What’s standing in the way of the customer getting what they want? Maybe they want to lose weight and exercise more, but they have a long commute and no time for the gym. Or they’re too tired at the end of a long work day to cook healthy meals. Perhaps they don’t want to spend hours on the weekend seeding and watering the lawn to get it green.

The resolution

What does your business do for your customers? How does it help them overcome the challenge or conflict? For example, your home fitness equipment eliminates the drive to the gym. Your pre-prepared cooking kits let even busy working parents cook healthy meals. Your lawn-care service can handle all the work involved in getting that green lawn.

How to tell your story

Tell your story in the way that your target customers want to hear it. That might be a live video, a social media post with a photo, a brochure, an animated video with cartoon characters…it all depends on your target customers. You’ll need to do some research to see what type of content they like most. You can also track the results of your content marketing to see what gets the most interaction and engagement.

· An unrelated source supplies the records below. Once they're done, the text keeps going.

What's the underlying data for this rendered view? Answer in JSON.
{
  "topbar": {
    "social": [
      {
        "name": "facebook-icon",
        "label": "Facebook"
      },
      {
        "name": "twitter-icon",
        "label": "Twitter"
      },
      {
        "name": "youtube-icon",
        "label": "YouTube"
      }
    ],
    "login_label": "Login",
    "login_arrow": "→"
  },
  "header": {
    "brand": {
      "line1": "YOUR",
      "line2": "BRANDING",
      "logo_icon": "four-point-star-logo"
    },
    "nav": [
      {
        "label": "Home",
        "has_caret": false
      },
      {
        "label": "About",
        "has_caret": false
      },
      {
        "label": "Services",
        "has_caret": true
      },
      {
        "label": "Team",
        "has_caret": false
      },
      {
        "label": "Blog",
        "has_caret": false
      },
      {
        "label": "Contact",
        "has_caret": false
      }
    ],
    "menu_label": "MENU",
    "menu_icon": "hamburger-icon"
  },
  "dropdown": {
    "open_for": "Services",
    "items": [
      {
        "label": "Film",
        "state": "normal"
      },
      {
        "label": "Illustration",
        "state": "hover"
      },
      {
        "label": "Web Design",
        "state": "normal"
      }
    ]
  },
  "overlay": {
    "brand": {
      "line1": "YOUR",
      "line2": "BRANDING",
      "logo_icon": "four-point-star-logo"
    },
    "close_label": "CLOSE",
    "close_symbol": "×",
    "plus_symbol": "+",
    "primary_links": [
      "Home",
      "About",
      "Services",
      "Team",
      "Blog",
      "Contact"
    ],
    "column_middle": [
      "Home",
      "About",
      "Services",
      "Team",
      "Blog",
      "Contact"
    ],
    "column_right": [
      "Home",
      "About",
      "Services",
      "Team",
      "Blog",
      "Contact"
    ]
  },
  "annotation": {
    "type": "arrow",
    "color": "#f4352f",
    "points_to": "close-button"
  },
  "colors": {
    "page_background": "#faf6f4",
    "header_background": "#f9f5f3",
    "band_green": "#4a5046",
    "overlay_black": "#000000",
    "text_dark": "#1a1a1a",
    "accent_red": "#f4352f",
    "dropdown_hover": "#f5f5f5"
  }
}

How not to tell your story

What makes people disengage?

  • No substance: More than half of respondents in the Prezi survey say a story that does not challenge them mentally or lacks substance will cause them to disengage.
  • Too much information: Too much text (even if it’s formatted in bullet points) can cause overwhelm and make it hard to retain information.
  • Too long: Keep in mind your audience might be reading or viewing your marketing message on a smartphone. Don’t make them scroll down to get the message.
  • Too many words: Images are highly effective at retaining attention. Try putting your data in an infographic format or making a video instead.
  • Make it authentic: Using real customers’ testimonials or user-generated content can strike a chord if your prospects can relate to the customers and their challenges.

Last but not least, don’t forget to tell the story of your business. Use your website’s About Us page, your social media feeds, and your marketing materials in general to remind customers what your business is all about. Humanizing your business will make you more memorable and help you keep prospects’ attention.